President George W. Bush patted then-FEMA head, Michael D. Brown on the back for a great job during the Katrina un-recovery efforts. Williams Brock Long was appointed to head FEMA by trump who declared he was doing a “fabulous” job in the Puerto Rican un-recovery. I’m thinking if you look at both these president’s racist policies towards Black and Brown people in general, then you can conclude that Brown and Long were doing a great job of following policy.
The levees broke in New Orleans based upon governmental negligence. Unconfirmed reports state that approximately 1800 people died directly or indirectly because of Katrina. The storm’s damage was estimated at $125 billion. One million people were displaced. The Government Accountability Office (GAO) estimated that about $1 billion of the FEMA payouts were fraudulent. Translation to me is that the hustlers who knew the system were the beneficiaries and the others who didn’t have the hook-up were taken through miles of red tape and most never received the funds needed to rebuild. The population of New Orleans was cut in half with many residents never able to return.
Puerto Rico is a colonized island of the U.S. and has no political representation in Congress. Like Katrina, the death toll is under-estimated. We now know the death count is way more than the original count of 64; it’s closer to 5,000. After a year, the island still doesn’t have complete power. There are food shortages and other services are not at capacity. The estimated cost of fully recover is set at $140 billion but Congress has only approved $5 billion in aid.
The World Trade Center is a distant memory. The only way to remember it now is through photographs. In the place of tons of rubble and human carnage has emerged the tallest building in the country at 104 stories, 1 World Trade Center.
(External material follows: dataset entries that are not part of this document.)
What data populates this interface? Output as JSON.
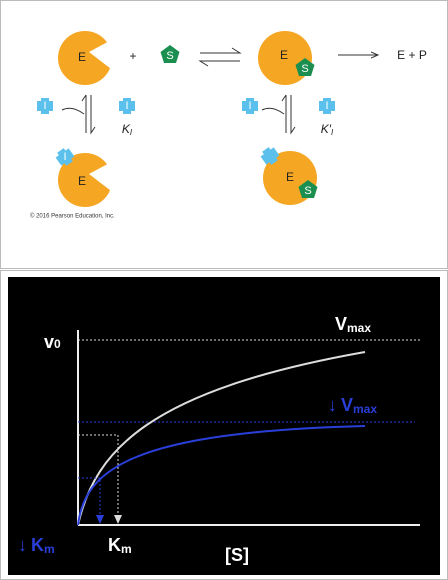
{
  "diagram": {
    "enzyme_labels": [
      "E",
      "E",
      "E",
      "E"
    ],
    "substrate_labels": [
      "S",
      "S",
      "S"
    ],
    "plus": "+",
    "product": "E + P",
    "inhibitor_labels": [
      "I",
      "I",
      "I",
      "I"
    ],
    "ki": {
      "text": "K",
      "sub": "I"
    },
    "ki_prime": {
      "text": "K′",
      "sub": "I"
    },
    "copyright": "© 2016 Pearson Education, Inc."
  },
  "plot": {
    "y_label": {
      "text": "v",
      "sub": "0"
    },
    "vmax": {
      "text": "V",
      "sub": "max"
    },
    "vmax_inhibited": {
      "arrow": "↓",
      "text": "V",
      "sub": "max"
    },
    "km_inhibited": {
      "arrow": "↓",
      "text": "K",
      "sub": "m"
    },
    "km": {
      "text": "K",
      "sub": "m"
    },
    "x_label": "[S]"
  }
}
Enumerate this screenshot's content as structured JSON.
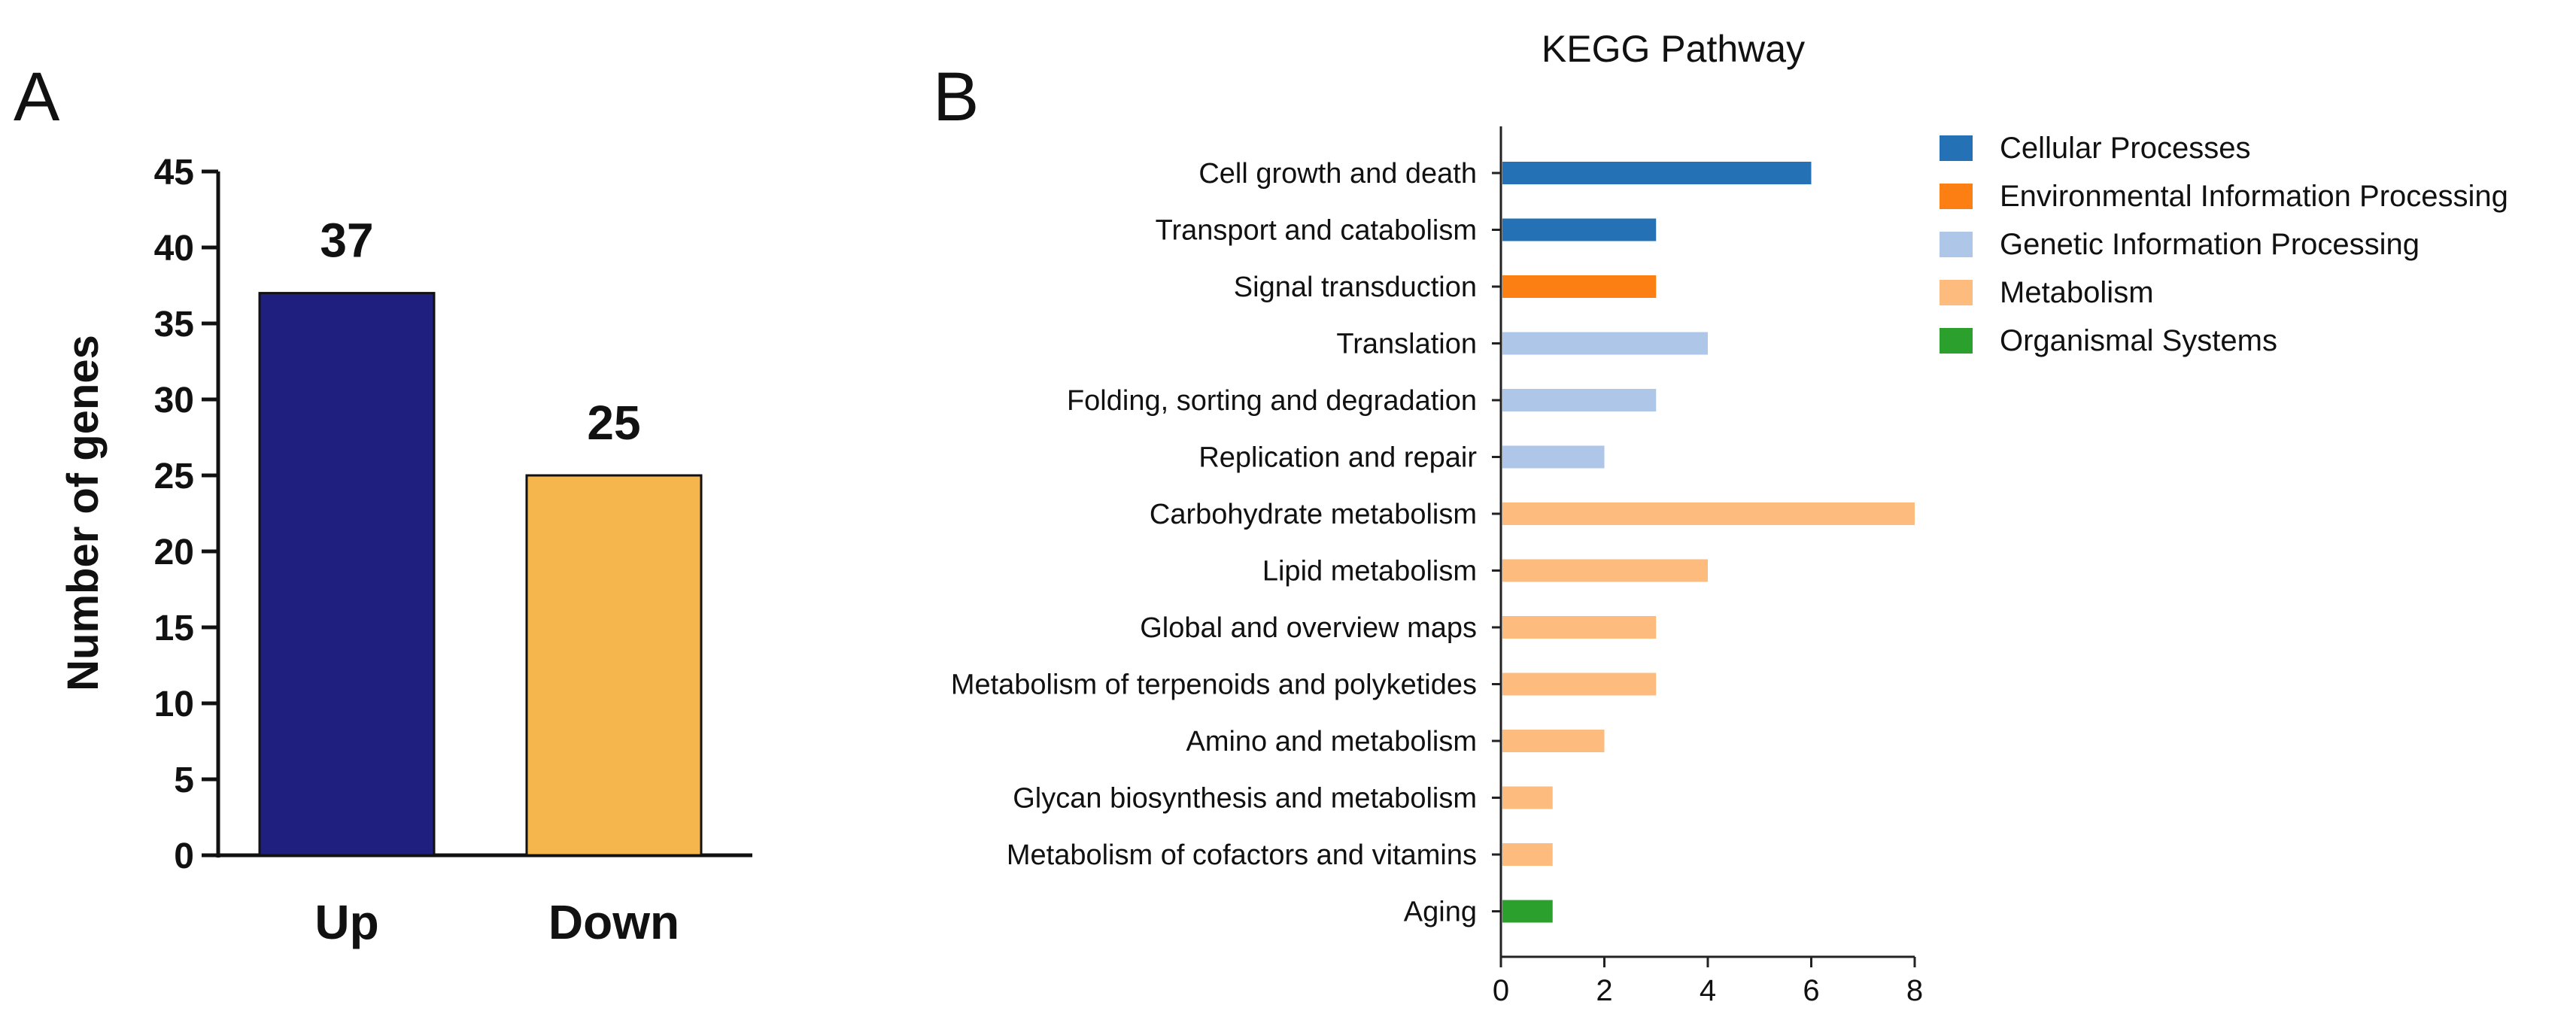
{
  "panel_a_label": "A",
  "panel_b_label": "B",
  "chart_data": [
    {
      "type": "bar",
      "title": "",
      "xlabel": "",
      "ylabel": "Number of genes",
      "ylim": [
        0,
        45
      ],
      "yticks": [
        0,
        5,
        10,
        15,
        20,
        25,
        30,
        35,
        40,
        45
      ],
      "categories": [
        "Up",
        "Down"
      ],
      "values": [
        37,
        25
      ],
      "value_labels": [
        "37",
        "25"
      ],
      "colors": [
        "#1f1f7f",
        "#f5b64e"
      ],
      "grid": false
    },
    {
      "type": "bar",
      "orientation": "horizontal",
      "title": "KEGG Pathway",
      "xlabel": "",
      "ylabel": "",
      "xlim": [
        0,
        8
      ],
      "xticks": [
        0,
        2,
        4,
        6,
        8
      ],
      "categories": [
        "Cell growth and death",
        "Transport and catabolism",
        "Signal transduction",
        "Translation",
        "Folding, sorting and degradation",
        "Replication and repair",
        "Carbohydrate metabolism",
        "Lipid metabolism",
        "Global and overview maps",
        "Metabolism of terpenoids and polyketides",
        "Amino and metabolism",
        "Glycan biosynthesis and metabolism",
        "Metabolism of cofactors and vitamins",
        "Aging"
      ],
      "values": [
        6,
        3,
        3,
        4,
        3,
        2,
        8,
        4,
        3,
        3,
        2,
        1,
        1,
        1
      ],
      "groups": [
        "Cellular Processes",
        "Cellular Processes",
        "Environmental Information Processing",
        "Genetic Information Processing",
        "Genetic Information Processing",
        "Genetic Information Processing",
        "Metabolism",
        "Metabolism",
        "Metabolism",
        "Metabolism",
        "Metabolism",
        "Metabolism",
        "Metabolism",
        "Organismal Systems"
      ],
      "legend": [
        {
          "label": "Cellular Processes",
          "color": "#2471b5"
        },
        {
          "label": "Environmental Information Processing",
          "color": "#fb7f12"
        },
        {
          "label": "Genetic Information Processing",
          "color": "#aec6e8"
        },
        {
          "label": "Metabolism",
          "color": "#fdbb7e"
        },
        {
          "label": "Organismal Systems",
          "color": "#2ca02c"
        }
      ],
      "legend_position": "top-right",
      "grid": false
    }
  ]
}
There’s also a memorial and a museum over 16 acres. The whole project—delayed for years due to infighting—cost about $4 billion, double the original estimate. But who care? It was for a worthy cause.
In rural Pennsylvania, a new structure now sits on the crash site of United Airlines Flight 93. It’s called Tower of Voices, a memorial for the 40 passengers who lost their lives on September 11. There will be 40 chimes on the monument to memorialize their silenced voices.
We must fight for meaningful relief of those still living. We must advocate for humble remembrances of the Black and Brown lives tragically lost in disasters, whether man-made or natural.
The grand piano of Fats Domino was almost a casualty of Hurricane Katrina. The piano was literally dismantled piece by piece to be cleaned of mold and debris. It was restored to its original and historic status because somebodies thought it was worth it.
The same passion and serious attention to detail must be applied to the restoration of human lives and their communities. A life is worth more than a piano—even one owned by Fats Domino.